By Dave Ongie, News Editor
A reunion over 50 years in the making will take place at Rotary Park in Johnson City on Saturday, June 22.
On that day, women of all ages will gather at the park with their families and celebrate the tie that binds them all together – Chris’ Twirlettes. The event – which is expected to be attended by over 150 former Twirlettes and their families – will run from 11 a.m. until 7 p.m.
There was a time when every nearly parade in our region featured a dazzling baton twirling demonstration by Chris’ Twirlettes. Started in 1964, the group took root in Johnson City under the leadership of Chris Woods, and the Twirlettes went on to march in local parades as well as the World’s Fair Parade in Knoxville and the 4th of July Parade in Atlanta.
“(Chris’ Twirlettes) twirled for presidents Reagan and Carter as well as other famous people visiting the area,” Woods recalled. “And wonderful lifelong friendships were made both for me and my students.”
Woods’ fascination with baton twirling started at a young age. By the time she was 13, Woods was teaching lessons in her front yard in Unicoi, charging 25 cents per lesson. Neighbors and friends made up her early clientele.
“They would come on Saturday mornings, drop their quarter in a cigar box and twirl away,” Woods recalled.
Her first twirling group was known as the Unicoi Pirates, named after the local elementary school. They marched in parades in Erwin and participated in school programs. When Woods moved to Johnson City to attend ETSU – still ETSC in those days – she brought her passion for twirling to Johnson City.
Woods remembers going down to the old Park and Recreation building on Legion Street to ask Howard Johnson if she could teach through the Johnson City Parks & Recreation. When she found out he wasn’t there, she got his address and paid him a visit.
“I talked to him on his front porch, and that started 40 years of teaching with the Parks & Recreation,” Woods said.
Those 40 years created countless warm memories for Woods, but it also had a tremendous impact on the lives of the thousands of young girls who came through the program. Many of her former students went on to become majorettes at the high school and college level, but more importantly, many young women who needed a positive role model at a critical time in their lives found one in Woods, who was teaching over 500 students a week throughout the region when the program was at its peak.
Woods moved to South Carolina in 2013 with her husband Carl “Buzzy” Woods, who has since passed away.
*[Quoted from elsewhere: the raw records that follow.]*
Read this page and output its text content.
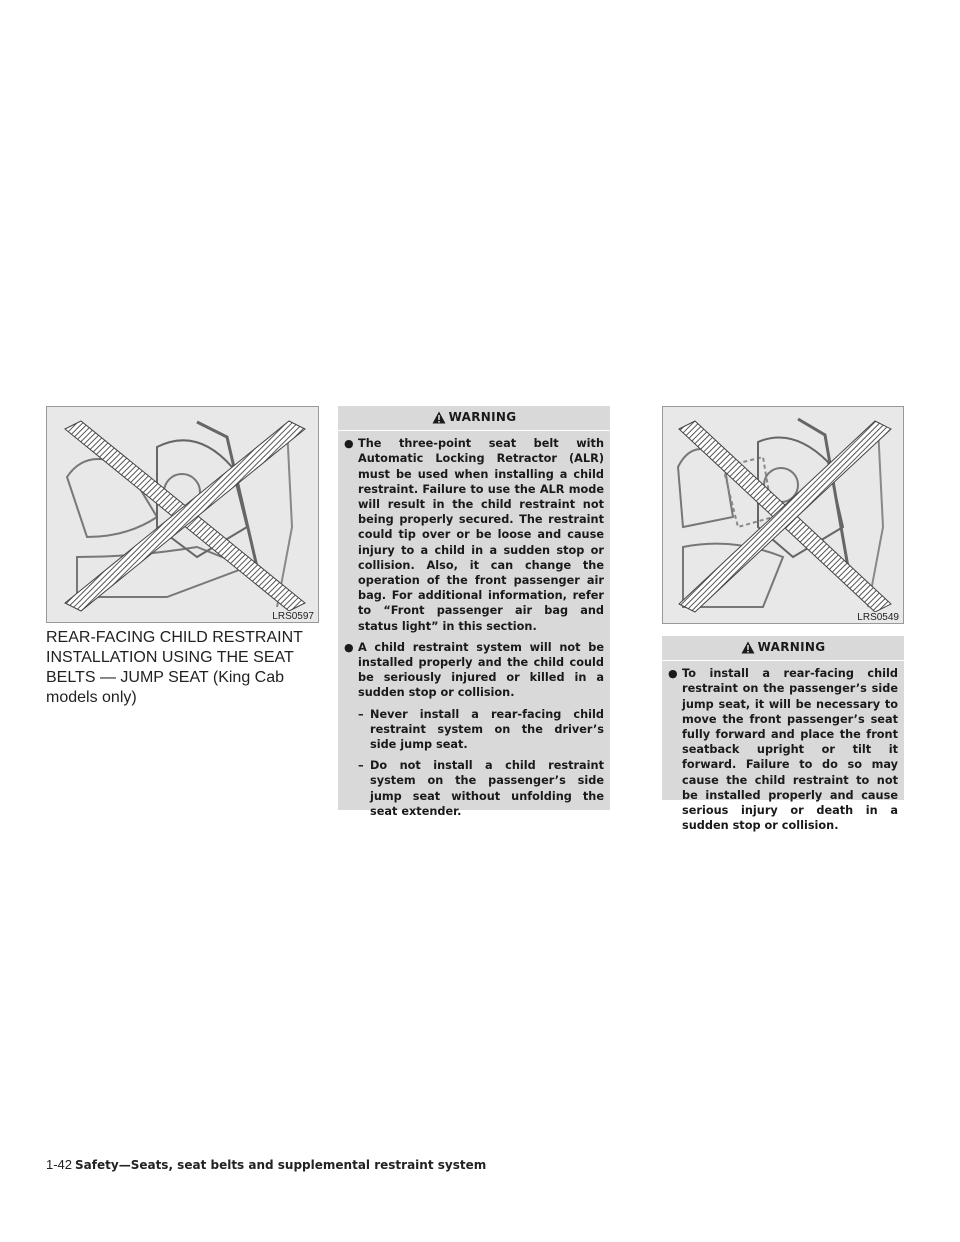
LRS0597
REAR-FACING CHILD RESTRAINT INSTALLATION USING THE SEAT BELTS — JUMP SEAT (King Cab models only)
WARNING
● The three-point seat belt with Automatic Locking Retractor (ALR) must be used when installing a child restraint. Failure to use the ALR mode will result in the child restraint not being properly secured. The restraint could tip over or be loose and cause injury to a child in a sudden stop or collision. Also, it can change the operation of the front passenger air bag. For additional information, refer to “Front passenger air bag and status light” in this section.
● A child restraint system will not be installed properly and the child could be seriously injured or killed in a sudden stop or collision.
– Never install a rear-facing child restraint system on the driver’s side jump seat.
– Do not install a child restraint system on the passenger’s side jump seat without unfolding the seat extender.
LRS0549
WARNING
● To install a rear-facing child restraint on the passenger’s side jump seat, it will be necessary to move the front passenger’s seat fully forward and place the front seatback upright or tilt it forward. Failure to do so may cause the child restraint to not be installed properly and cause serious injury or death in a sudden stop or collision.
1-42 Safety—Seats, seat belts and supplemental restraint system
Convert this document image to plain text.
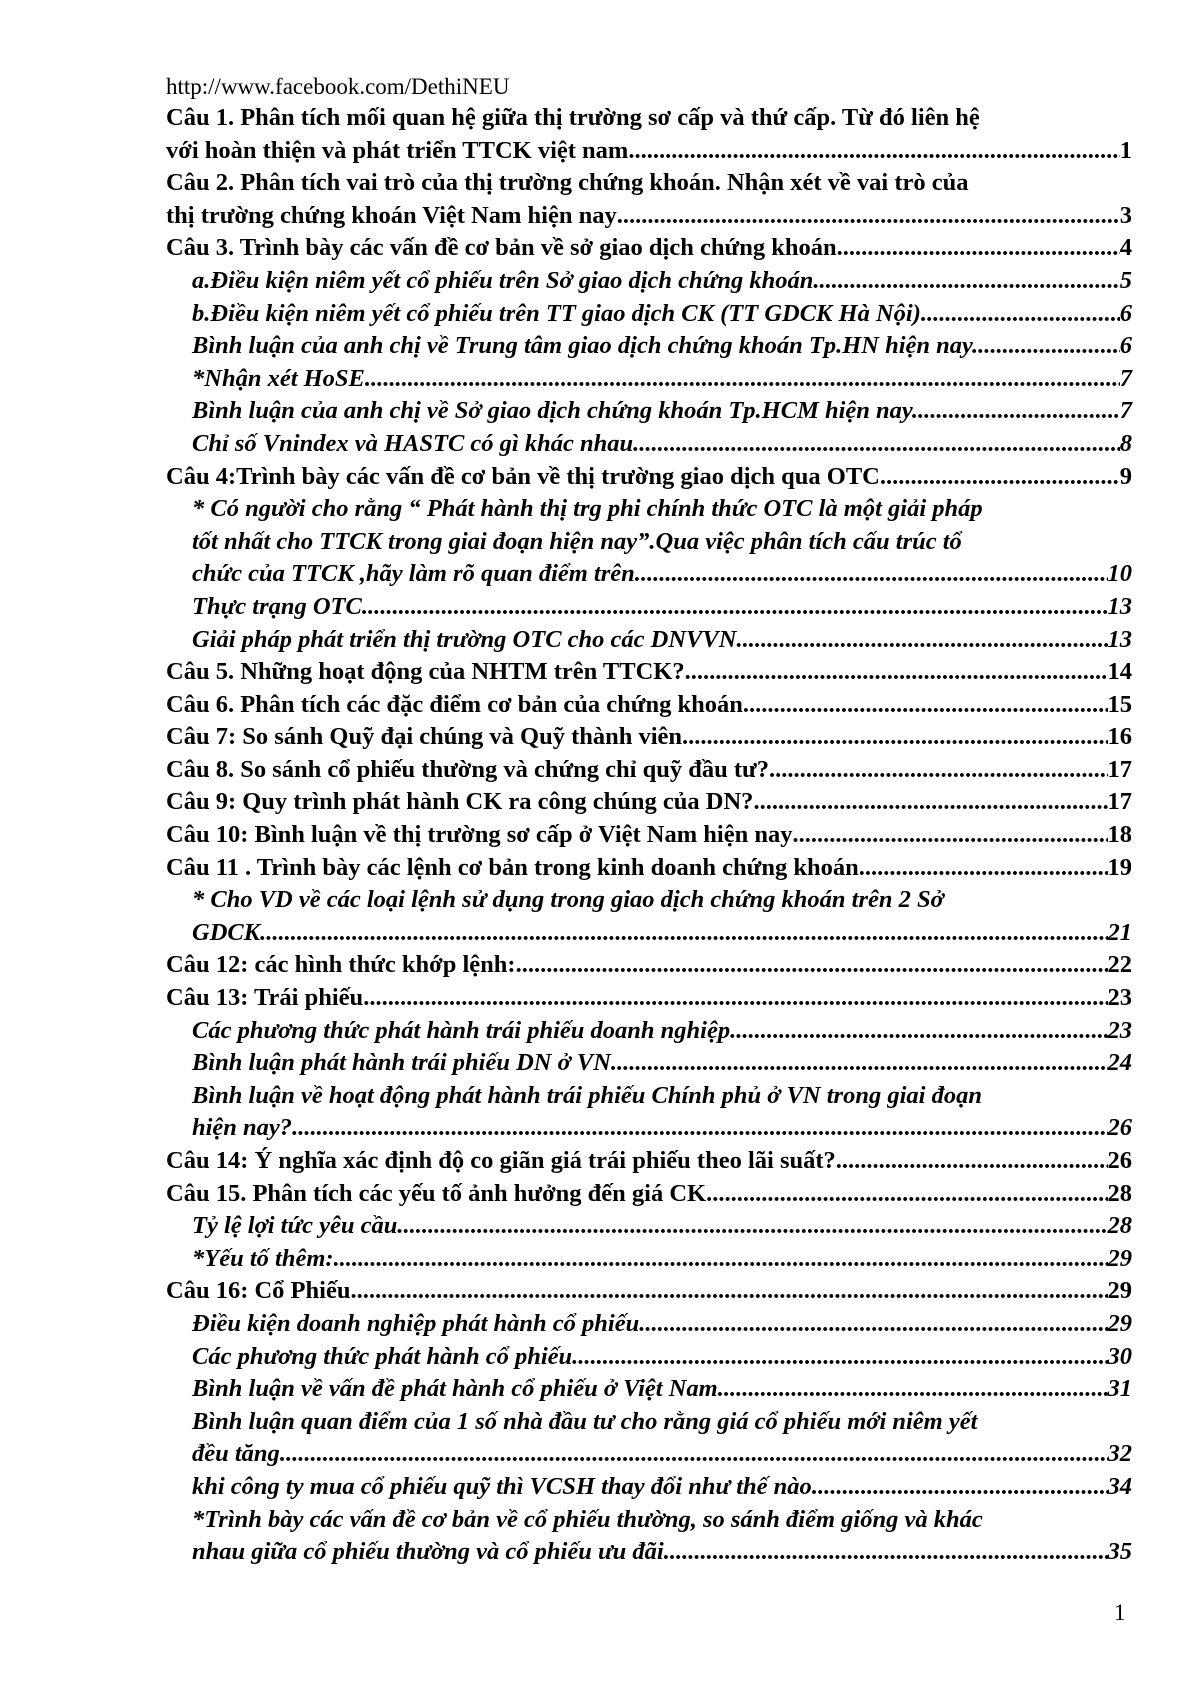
http://www.facebook.com/DethiNEU
Câu 1. Phân tích mối quan hệ giữa thị trường sơ cấp và thứ cấp. Từ đó liên hệ
với hoàn thiện và phát triển TTCK việt nam .....	1
Câu 2. Phân tích vai trò của thị trường chứng khoán. Nhận xét về vai trò của
thị trường chứng khoán Việt Nam hiện nay .....	3
Câu 3. Trình bày các vấn đề cơ bản về sở giao dịch chứng khoán. .....	4
a.Điều kiện niêm yết cổ phiếu trên Sở giao dịch chứng khoán .....	5
b.Điều kiện niêm yết cổ phiếu trên TT giao dịch CK (TT GDCK Hà Nội) .....	6
Bình luận của anh chị về Trung tâm giao dịch chứng khoán Tp.HN hiện nay. .....	6
*Nhận xét HoSE .....	7
Bình luận của anh chị về Sở giao dịch chứng khoán Tp.HCM hiện nay. .....	7
Chỉ số Vnindex và HASTC có gì khác nhau .....	8
Câu 4:Trình bày các vấn đề cơ bản về thị trường giao dịch qua OTC .....	9
* Có người cho rằng “ Phát hành thị trg phi chính thức OTC là một giải pháp
tốt nhất cho TTCK trong giai đoạn hiện nay”.Qua việc phân tích cấu trúc tổ
chức của TTCK ,hãy làm rõ quan điểm trên .....	10
Thực trạng OTC .....	13
Giải pháp phát triển thị trường OTC cho các DNVVN .....	13
Câu 5. Những hoạt động của NHTM trên TTCK? .....	14
Câu 6. Phân tích các đặc điểm cơ bản của chứng khoán .....	15
Câu 7: So sánh Quỹ đại chúng và Quỹ thành viên .....	16
Câu 8. So sánh cổ phiếu thường và chứng chỉ quỹ đầu tư? .....	17
Câu 9: Quy trình phát hành CK ra công chúng của DN? .....	17
Câu 10: Bình luận về thị trường sơ cấp ở Việt Nam hiện nay .....	18
Câu 11 . Trình bày các lệnh cơ bản trong kinh doanh chứng khoán .....	19
* Cho VD về các loại lệnh sử dụng trong giao dịch chứng khoán trên 2 Sở
GDCK .....	21
Câu 12: các hình thức khớp lệnh: .....	22
Câu 13: Trái phiếu .....	23
Các phương thức phát hành trái phiếu doanh nghiệp .....	23
Bình luận phát hành trái phiếu DN ở VN .....	24
Bình luận về hoạt động phát hành trái phiếu Chính phủ ở VN trong giai đoạn
hiện nay? .....	26
Câu 14: Ý nghĩa xác định độ co giãn giá trái phiếu theo lãi suất? .....	26
Câu 15. Phân tích các yếu tố ảnh hưởng đến giá CK .....	28
Tỷ lệ lợi tức yêu cầu .....	28
*Yếu tố thêm: .....	29
Câu 16: Cổ Phiếu .....	29
Điều kiện doanh nghiệp phát hành cổ phiếu .....	29
Các phương thức phát hành cổ phiếu .....	30
Bình luận về vấn đề phát hành cổ phiếu ở Việt Nam .....	31
Bình luận quan điểm của 1 số nhà đầu tư cho rằng giá cổ phiếu mới niêm yết
đều tăng .....	32
khi công ty mua cổ phiếu quỹ thì VCSH thay đổi như thế nào .....	34
*Trình bày các vấn đề cơ bản về cổ phiếu thường, so sánh điểm giống và khác
nhau giữa cổ phiếu thường và cổ phiếu ưu đãi .....	35
1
The lasting impact of Chris’ Twirlettes can be found on Facebook, where a group of over 600 alumni of the program share old photos and stories on a regular basis.
Recently, Woods had the idea to hold a reunion. She was hoping that at least 50 of her former students would be able to make it, but as of last week, 150 had signed up with some of them coming from as far away as Michigan and Florida. The event will feature food and fellowship, and a group photo is scheduled for 2 p.m. Former members are asked to wear a touch of red, white or blue to the event, and parents of former members are also welcome to attend.
Woods expects that June 22 will be a day to remember as she reflects on a 40-year journey borne from her passion for twirling a baton.
“I wouldn’t change a minute of it,” Woods said.